I agree with you. Single master, with a standby replica, seems easier to manage. Is there a way to automatically promote the standby, when the active master fails? Is it feasible to have 2 instances of the application, writing onto the same DB, reason for two instances of the application is to allow for redundancy/load balancing.
On Wed, Feb 17, 2021 at 11:22 AM Thomas Guyot <tguyot@gmail.com> wrote:
On 2021-02-16 09:28, Raul Giucich wrote: > This article will help you > https://wiki.postgresql.org/wiki/Multimaster > <https://wiki.postgresql.org/wiki/Multimaster>. > > El mar., 16 feb. 2021 10:56, Mutuku Ndeti <jnmutuku@gmail.com > <mailto:jnmutuku@gmail.com>> escribió: > > Hi, > > Need some advice here. I have an application using PostgreSQL. I > need to install it on 2 servers for redundancy purposes and have 2 > databases.

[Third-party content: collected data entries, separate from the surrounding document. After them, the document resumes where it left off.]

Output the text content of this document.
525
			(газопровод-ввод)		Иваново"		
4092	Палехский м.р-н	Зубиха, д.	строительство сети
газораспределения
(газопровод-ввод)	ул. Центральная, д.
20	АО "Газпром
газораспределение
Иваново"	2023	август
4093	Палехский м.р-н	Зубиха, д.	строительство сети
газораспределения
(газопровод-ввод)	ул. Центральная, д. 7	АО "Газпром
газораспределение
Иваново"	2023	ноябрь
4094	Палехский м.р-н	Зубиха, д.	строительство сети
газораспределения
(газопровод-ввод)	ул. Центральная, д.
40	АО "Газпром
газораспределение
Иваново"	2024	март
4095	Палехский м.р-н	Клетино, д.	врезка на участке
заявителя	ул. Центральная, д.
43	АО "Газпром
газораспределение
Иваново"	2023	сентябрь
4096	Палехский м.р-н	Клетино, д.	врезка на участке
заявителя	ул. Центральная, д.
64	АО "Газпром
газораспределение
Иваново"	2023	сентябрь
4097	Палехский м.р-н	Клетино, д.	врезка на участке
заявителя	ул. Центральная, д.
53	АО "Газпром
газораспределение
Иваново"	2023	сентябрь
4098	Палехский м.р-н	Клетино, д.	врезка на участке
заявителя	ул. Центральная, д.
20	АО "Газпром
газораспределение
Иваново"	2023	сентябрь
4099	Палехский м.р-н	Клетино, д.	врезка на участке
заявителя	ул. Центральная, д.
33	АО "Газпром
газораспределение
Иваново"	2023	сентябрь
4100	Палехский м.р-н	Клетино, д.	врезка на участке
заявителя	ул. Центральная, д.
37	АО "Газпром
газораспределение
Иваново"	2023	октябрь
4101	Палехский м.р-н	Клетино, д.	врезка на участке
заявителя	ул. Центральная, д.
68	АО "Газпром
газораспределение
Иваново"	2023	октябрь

I need the DBs to replicate to each other, in real-time. > Writes can be done on both DBs. > > Please let me know if this is a feasible setup and the best way to > proceed. >
Hi,
While I have no experience with replication on pgsql, in general multi-master database replication is much more complex and often require a pretty rigid setup. The graphs on that page seems to tell the same story for pgsql.
Are you sure you really need multi-master replication as opposed to having a single active master in a replicated set? If properly configured, cluster software can automatically fail over the active master, which provides very good redundancy and is much simpler from a technological standpoint.